Une fois diplômée du master 2 de stratégie de marque branding du CELSA, mes interrogations étaient nombreuses : débuter par un trajet attendu et classique en agence ou chez l’annonceur ou bien construire mon propre parcours. J’ai opté pour le deuxième choix en osant franchir le pas. J’avais envie d’écrire, d’enseigner, de construire des stratégies de communication dans des univers variés. Les cases et cadres figés par avance sont encore trop présents. J’ai voulu les déjouer en me façonnant mon parcours au-delà des attentes. En mettant de côté les préjugés et les appréhensions, j’ai franchi le pas en assumant pleinement et en m’écoutant.

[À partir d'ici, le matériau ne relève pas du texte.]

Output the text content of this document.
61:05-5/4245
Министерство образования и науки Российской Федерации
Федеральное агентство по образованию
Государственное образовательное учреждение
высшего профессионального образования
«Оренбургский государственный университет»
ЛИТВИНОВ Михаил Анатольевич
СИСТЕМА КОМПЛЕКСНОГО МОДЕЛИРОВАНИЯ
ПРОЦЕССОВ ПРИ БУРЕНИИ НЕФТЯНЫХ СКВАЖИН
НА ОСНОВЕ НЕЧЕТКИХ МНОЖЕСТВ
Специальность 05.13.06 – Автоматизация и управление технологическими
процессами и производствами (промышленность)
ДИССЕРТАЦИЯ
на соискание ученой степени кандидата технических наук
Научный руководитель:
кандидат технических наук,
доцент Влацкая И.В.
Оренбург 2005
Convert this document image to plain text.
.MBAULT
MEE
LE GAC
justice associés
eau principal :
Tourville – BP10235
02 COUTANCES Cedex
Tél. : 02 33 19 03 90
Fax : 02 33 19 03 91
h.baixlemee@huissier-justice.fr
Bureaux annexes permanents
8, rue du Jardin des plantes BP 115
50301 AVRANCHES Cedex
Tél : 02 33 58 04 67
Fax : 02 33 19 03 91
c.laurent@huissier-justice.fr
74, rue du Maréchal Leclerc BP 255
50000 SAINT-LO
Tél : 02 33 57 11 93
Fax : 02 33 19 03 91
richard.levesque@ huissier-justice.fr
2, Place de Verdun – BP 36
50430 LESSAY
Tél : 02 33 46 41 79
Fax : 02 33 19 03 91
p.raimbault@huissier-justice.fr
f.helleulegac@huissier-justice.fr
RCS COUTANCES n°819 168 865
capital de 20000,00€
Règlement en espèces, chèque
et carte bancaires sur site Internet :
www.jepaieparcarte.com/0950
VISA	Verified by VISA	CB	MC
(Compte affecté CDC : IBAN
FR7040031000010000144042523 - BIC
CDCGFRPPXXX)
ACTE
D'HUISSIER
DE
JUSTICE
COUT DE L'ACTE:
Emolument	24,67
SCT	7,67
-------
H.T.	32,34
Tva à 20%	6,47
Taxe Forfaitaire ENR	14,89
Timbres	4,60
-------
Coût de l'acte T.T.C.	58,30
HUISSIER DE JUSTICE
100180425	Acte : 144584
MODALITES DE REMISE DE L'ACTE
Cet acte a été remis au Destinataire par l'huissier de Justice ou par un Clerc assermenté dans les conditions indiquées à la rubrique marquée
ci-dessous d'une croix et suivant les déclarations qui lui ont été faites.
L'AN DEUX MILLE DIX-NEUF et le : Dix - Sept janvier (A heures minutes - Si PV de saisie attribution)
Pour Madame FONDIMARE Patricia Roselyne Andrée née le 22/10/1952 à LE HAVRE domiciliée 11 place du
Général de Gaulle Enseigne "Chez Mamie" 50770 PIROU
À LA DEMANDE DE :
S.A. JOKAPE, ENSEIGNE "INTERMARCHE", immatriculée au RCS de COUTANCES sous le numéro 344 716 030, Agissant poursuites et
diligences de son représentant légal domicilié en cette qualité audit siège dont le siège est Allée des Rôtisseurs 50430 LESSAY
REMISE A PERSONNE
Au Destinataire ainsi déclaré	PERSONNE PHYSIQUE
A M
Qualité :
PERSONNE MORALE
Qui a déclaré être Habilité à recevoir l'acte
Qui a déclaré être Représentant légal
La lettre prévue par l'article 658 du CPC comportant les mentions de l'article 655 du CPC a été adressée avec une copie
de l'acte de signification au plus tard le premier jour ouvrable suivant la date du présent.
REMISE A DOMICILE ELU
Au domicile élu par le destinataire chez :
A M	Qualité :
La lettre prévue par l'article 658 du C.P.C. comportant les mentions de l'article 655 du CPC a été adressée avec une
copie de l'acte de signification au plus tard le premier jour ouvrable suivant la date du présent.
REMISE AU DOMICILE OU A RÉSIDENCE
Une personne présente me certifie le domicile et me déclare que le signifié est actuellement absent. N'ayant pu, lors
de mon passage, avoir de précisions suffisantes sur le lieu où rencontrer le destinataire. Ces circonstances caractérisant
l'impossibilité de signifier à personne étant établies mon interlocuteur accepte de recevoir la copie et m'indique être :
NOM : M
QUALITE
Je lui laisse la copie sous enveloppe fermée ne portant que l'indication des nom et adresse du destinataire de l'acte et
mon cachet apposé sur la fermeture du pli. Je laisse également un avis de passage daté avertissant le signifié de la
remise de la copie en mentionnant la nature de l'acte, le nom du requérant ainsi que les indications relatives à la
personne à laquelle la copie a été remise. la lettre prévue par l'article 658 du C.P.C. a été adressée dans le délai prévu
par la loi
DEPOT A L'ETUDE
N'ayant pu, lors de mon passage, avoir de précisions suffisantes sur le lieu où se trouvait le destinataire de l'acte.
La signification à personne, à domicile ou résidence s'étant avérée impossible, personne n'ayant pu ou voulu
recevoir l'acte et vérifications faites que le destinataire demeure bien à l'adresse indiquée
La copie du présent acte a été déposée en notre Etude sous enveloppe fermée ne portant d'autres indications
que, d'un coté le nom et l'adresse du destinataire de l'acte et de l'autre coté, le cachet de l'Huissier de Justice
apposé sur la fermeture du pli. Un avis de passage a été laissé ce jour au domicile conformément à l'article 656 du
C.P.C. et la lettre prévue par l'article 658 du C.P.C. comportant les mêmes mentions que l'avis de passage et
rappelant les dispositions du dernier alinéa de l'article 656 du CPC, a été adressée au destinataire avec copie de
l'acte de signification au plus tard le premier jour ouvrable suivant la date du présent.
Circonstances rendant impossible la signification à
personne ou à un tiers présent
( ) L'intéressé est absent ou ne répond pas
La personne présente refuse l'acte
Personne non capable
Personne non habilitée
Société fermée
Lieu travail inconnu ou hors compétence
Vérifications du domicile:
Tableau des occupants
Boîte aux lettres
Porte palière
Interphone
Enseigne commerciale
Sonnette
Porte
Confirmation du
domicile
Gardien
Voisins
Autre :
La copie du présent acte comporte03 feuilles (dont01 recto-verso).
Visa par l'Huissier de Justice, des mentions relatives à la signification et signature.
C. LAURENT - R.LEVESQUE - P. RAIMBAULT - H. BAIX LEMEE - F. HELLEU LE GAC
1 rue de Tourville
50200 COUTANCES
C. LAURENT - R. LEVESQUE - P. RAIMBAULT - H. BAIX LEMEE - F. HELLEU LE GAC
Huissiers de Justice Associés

J’ai rédigé un mémoire de recherche sur la représentation des petites filles dans les médias. Ce travail de plusieurs mois m’a beaucoup porté. Les représentations de la fillette aujourd’hui disent beaucoup de notre société. Les raccourcis sont nombreux. En prenant appui sur le média au sens général, je me suis, alors rendue compte, des normes imposées quant à la représentation du corps et du discours. Souvent diluées dans notre quotidien, ces représentations semblent presque anodines. C’est là le danger. J’ai voulu écrire sur ce sujet afin d’alerter. Afin que notre génération soit en alerte et repère les signaux faibles.